Jusque vers 1870 il existait près de cette fabrique une sorte de peulvan, de menhir incliné de 3 m de haut et 4 m de long, ses débris ont servis à la construction de cette fabrique. Ci-après une reconstitution de ce menhir :
A lire

L'ancien décimaire de Ste Eulalie
Une histoire de feux follets entre Malves et Bagnoles.
A lire

L'École et la Mairie
Elles ont été installées en 1830 et se situaient route de Villarzel.
La mère de Gaston Bonheur y était institutrice vers 1918, Gaston Bonheur à vécu à Bagnoles quelques années, puis est devenu cet écrivain célèbre.
« Ici, on n'aurait même pas dit une école. Plutôt une villa, un peu isolée au bout du village, sur le chemin de Villarzel, au bas d'une montée assez raide. Elle se cachait en retrait derrière les lilas d'un jardin fleuri, à l'abri d'une grille bourgeoise. (…) Une allée de gravier menait de la grille à la porte d'entrée. En bas, à gauche, c'était la classe unique où filles et garçons, une vingtaine en tout, s'asseyaient côte à côte. A droite s'était la Mairie. On eût dit un salon, avec un véritable fauteuil pour le maire, une tapisserie à fleurs et une Marianne très discrète, sur la tablette de la cheminée, en marbre blanc veiné, du syle tendre bergère. »
Extrait : Gaston BONHEUR (La République nous appelle).

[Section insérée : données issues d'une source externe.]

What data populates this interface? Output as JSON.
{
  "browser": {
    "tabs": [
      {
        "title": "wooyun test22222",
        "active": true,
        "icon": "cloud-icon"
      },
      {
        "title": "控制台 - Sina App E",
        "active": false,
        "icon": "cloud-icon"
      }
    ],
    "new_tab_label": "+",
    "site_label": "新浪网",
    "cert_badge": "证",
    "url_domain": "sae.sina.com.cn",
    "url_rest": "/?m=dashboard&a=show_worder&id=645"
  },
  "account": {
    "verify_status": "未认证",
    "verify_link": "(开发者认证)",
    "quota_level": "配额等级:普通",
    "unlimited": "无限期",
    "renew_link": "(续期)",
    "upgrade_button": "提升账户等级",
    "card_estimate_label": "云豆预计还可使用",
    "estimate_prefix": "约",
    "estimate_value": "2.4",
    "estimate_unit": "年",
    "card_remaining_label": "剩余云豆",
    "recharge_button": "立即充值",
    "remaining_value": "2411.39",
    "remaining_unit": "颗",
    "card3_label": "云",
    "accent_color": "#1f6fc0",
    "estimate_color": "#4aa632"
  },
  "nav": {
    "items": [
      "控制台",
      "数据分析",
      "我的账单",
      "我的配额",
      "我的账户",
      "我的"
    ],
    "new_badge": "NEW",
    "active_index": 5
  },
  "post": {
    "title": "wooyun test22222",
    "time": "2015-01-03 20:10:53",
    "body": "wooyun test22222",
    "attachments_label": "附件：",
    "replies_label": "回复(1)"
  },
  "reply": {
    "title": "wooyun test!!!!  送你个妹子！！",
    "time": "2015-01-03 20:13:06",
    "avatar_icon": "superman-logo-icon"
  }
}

Vers 1957 les nouvelles écoles ont été construites, la mairie déplacée dans une pièce attenante à l'appartement du Garde Champêtre, puis a été déménagée à l'endroit actuel à coté de l'Église, sur la place du village en 2003.
Inauguration de la nouvelle Mairie en 2003 sous le mandat de Georges ESCANDE (Maire de 1989 à 2008).

Les Campagnes
Le Hameau de Parazols est cité dès le XII siècle. Une ancienne chapelle est construite en voûte, elle doit être dédié à la Sainte Vierge car elle est nommée Église Notre Dame. Elle est convertie de nos jours en cave. Parazols a longtemps appartenu à la famille de Celles, du XVI au XVIII siècle.
A lire
La campagne de St Pierre ou La Plaine, est plus récente que Parazols. Un des premiers maquis pendant la guerre s'y forma.